太上曰:绝圣弃智,民利百倍。绝仁弃义,民复慈孝。绝巧弃利,盗贼无有。此三者,以为文不足。故令有所属,见素抱朴,少私寡欲。
[章解] 不用能力,去了智谋,民自然不以智能相争夺,其利有百倍。不用仁,去了义,民自然不务仁义的虚名,复还孝慈。不用巧,去了利,民自然不贪诈,盗贼就无有了。这三样圣人皆以为文不足,是虚文,不足以教化天下。所以教百姓另有所属意,教他见到本来面目。抱质朴的真诚,减少私心,无有贪欲。
江圣演说曰:这一章仍是发明前一章的意思,教人归于太古淳朴之无为,不识不知的体风。但老子还有一种感慨,是因为世风浅薄,人心诡诈已到了极点。人不用奸谋诡计,便不能在世界上存活,几至天下皆等于穿窬之盗。推其原委,实由于老奸巨滑,假仁假义的欺人,于是相染成风,愈流愈下,酿成这样坏象。凡古人所说仁义圣智的好名词,皆为诡诈之徒所利用,当了欺骗人的资本。老子想要救正,又埋没在柱下,不得政权,也无可奈何。所以从反面说,以提醒世人,岂是真讲菲薄仁义呢。
黄元吉真人云:天下人物之众,贤愚贵贱不等,总不外乎理气的贯通而已。其所以悍隔不通,情睽意阻者,皆由以上之人,无以为感,而下之人无以为化耳。那么古来的至圣之君,顺乎自然之道,行的是无为之政。他不好事以喜功,不厌事而废政,虽有聪明睿智,一齐收入无为国里,清净乡中。而恺观自化,自然亲其亲,长其长,安其居,乐其业。无一民不复其天性,无一物不遂其生成。此上古之世,人皆敦厚,物亦繁衍,其利岂不诚然百倍哉?那么至仁之君主呢,素抱的是慈良之性,恻隐之心,以济人利物为事。皇恩浩荡,浑厚纯朴,无党无偏,归于大中至正之城。斯民之观感而自化者,为子自孝其亲,为父自慈其子。虽有不孝不慈之人,相习成风,旋且与之俱化为慈孝矣。

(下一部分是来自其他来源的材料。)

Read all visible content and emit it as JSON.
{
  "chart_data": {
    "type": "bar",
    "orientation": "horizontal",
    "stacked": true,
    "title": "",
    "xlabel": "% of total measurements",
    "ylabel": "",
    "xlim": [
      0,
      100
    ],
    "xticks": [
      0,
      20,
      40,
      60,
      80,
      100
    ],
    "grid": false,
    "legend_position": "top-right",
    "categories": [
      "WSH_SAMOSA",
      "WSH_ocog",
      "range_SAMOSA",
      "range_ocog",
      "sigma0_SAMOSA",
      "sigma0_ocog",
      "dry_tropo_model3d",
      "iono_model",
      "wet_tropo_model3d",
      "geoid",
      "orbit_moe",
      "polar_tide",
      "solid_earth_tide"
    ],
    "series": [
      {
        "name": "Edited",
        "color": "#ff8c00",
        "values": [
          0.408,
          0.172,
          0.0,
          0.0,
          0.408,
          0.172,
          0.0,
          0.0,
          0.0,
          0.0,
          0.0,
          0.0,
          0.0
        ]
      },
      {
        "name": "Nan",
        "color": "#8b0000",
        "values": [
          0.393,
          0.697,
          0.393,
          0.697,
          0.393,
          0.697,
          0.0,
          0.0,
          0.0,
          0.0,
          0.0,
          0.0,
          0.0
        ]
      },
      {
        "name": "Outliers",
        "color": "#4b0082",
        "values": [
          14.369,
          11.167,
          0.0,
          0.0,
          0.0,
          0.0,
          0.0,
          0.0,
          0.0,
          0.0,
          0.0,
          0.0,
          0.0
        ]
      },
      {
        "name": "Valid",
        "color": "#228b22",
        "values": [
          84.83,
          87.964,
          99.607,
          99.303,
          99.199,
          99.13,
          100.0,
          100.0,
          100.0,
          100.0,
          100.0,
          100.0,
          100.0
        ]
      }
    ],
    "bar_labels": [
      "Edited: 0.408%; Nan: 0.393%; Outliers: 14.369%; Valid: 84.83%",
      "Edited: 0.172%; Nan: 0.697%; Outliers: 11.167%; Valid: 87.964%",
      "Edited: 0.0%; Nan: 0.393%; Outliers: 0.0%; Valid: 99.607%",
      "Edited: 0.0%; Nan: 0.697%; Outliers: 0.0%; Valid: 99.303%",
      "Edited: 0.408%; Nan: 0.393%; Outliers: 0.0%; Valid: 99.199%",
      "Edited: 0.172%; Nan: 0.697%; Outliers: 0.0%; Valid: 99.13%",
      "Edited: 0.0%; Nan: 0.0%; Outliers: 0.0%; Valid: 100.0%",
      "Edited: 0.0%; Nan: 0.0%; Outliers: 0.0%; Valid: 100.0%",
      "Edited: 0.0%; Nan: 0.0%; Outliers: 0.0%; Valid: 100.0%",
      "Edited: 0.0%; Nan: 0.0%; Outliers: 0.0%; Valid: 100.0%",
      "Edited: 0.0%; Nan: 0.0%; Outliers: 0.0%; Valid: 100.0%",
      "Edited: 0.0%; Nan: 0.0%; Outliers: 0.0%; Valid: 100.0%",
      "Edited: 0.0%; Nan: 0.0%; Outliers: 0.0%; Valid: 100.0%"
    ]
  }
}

此何如之兴隆盛世也?那么后世聪明绝顶,敏捷超群之君出,其宰物治世为何如哉?其不知,道本无为,顺而导之则易,逆而施之则难。故或喜纷更而扰民,设法兴条,究至国家多难,民不聊生。或好功烈而荒政,穷兵黩武,卒至国库空虚,民不堪命。无怪乎民穷国病,攘窃劫夺之风起,而盗贼公行于天下。若是者,皆由至巧之君,不知用巧于无为之天,自在之地。欲富国而贪利,以至国势不振,民风之不清如此也。然治国之方,苟能至巧无巧,如其心以出之,顺其势以导之,正其谊不谋其利,明其道不计其功。此乃君子之德风,小人之德草。(此言君子之德如风之广,小人之德如草芥则见之)自然如水之趋下,火之炎上也,有不可遏抑者焉。那么斯时之民,岂尚有不顾廉耻,作盗贼而为非作歹者乎?此大圣若愚,大仁若忍,大巧若拙。后人视之,若有不堪为君,不足为政者然。然而圣德之涵,海涵也。濡仁恩之感,被智巧之裁成,虽文采不足于外,而质实则多于内也。理欲原不相谋,足于外自欠于中,减其文自饶其实。巧之所以弃利,圣之所以弃智,无非自敦其实,自去其文而已。虽然下民至愚,恒视上之所为,常看上级的行为作事之所为。如此黜华从实。自使小民一心于本原之地,而不雕不琢。盖所见者,为质实无文之政,斯所见者,皆太璞不凿之真。如此浑完自然,衣服饮食,各安其常。酬酢往来,各安其常,各率其分。虽气禀有限,难保私欲之偶荫,然亦少矣。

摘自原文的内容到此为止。